🤖 AI Summary
Existing PBR material generation methods rely on hand-crafted designs and lack a unified representation, hindering coherent modeling of the relationship between RGB appearance and underlying physical properties—leading to task fragmentation and inability to leverage large-scale RGB image data. This work proposes the first joint RGB-PBR representation framework, encoding appearance and physical attributes as dual latent variable sequences, and models them via a structured 5-frame video diffusion architecture to support text/image-to-material generation and intrinsic decomposition. Trained on our newly constructed hybrid dataset MatHybrid-410K—which integrates massive RGB images with high-fidelity PBR data—the model generates materials at native 1024×1024 resolution. It significantly outperforms prior methods in fidelity, diversity, and multi-task generalization, establishing the first通用 foundation model for industrial-grade material generation.
📝 Abstract
Physically-based rendering (PBR) materials are fundamental to photorealistic graphics, yet their creation remains labor-intensive and requires specialized expertise. While generative models have advanced material synthesis, existing methods lack a unified representation bridging natural image appearance and PBR properties, leading to fragmented task-specific pipelines and inability to leverage large-scale RGB image data. We present MatPedia, a foundation model built upon a novel joint RGB-PBR representation that compactly encodes materials into two interdependent latents: one for RGB appearance and one for the four PBR maps encoding complementary physical properties. By formulating them as a 5-frame sequence and employing video diffusion architectures, MatPedia naturally captures their correlations while transferring visual priors from RGB generation models.
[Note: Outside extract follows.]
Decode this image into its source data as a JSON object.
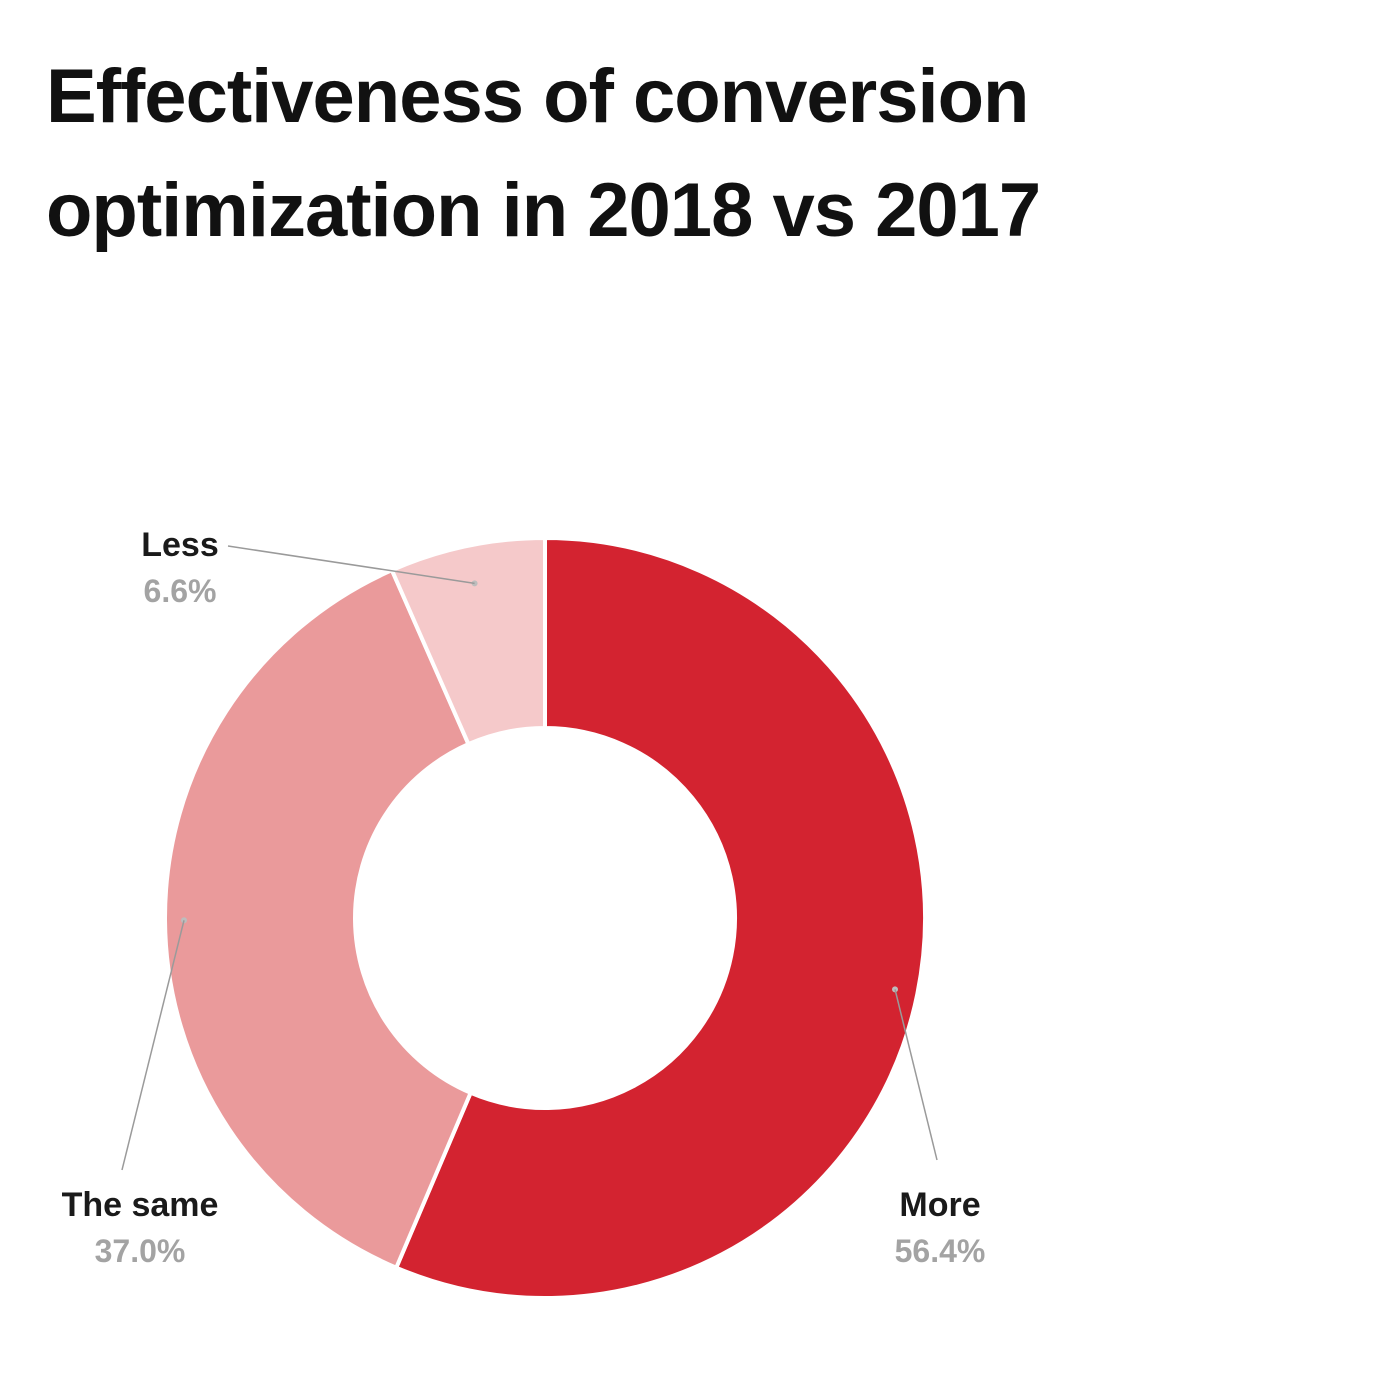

This joint representation enables a unified framework handling multiple material tasks--text-to-material generation, image-to-material generation, and intrinsic decomposition--within a single architecture. Trained on MatHybrid-410K, a mixed corpus combining PBR datasets with large-scale RGB images, MatPedia achieves native $1024 imes1024$ synthesis that substantially surpasses existing approaches in both quality and diversity.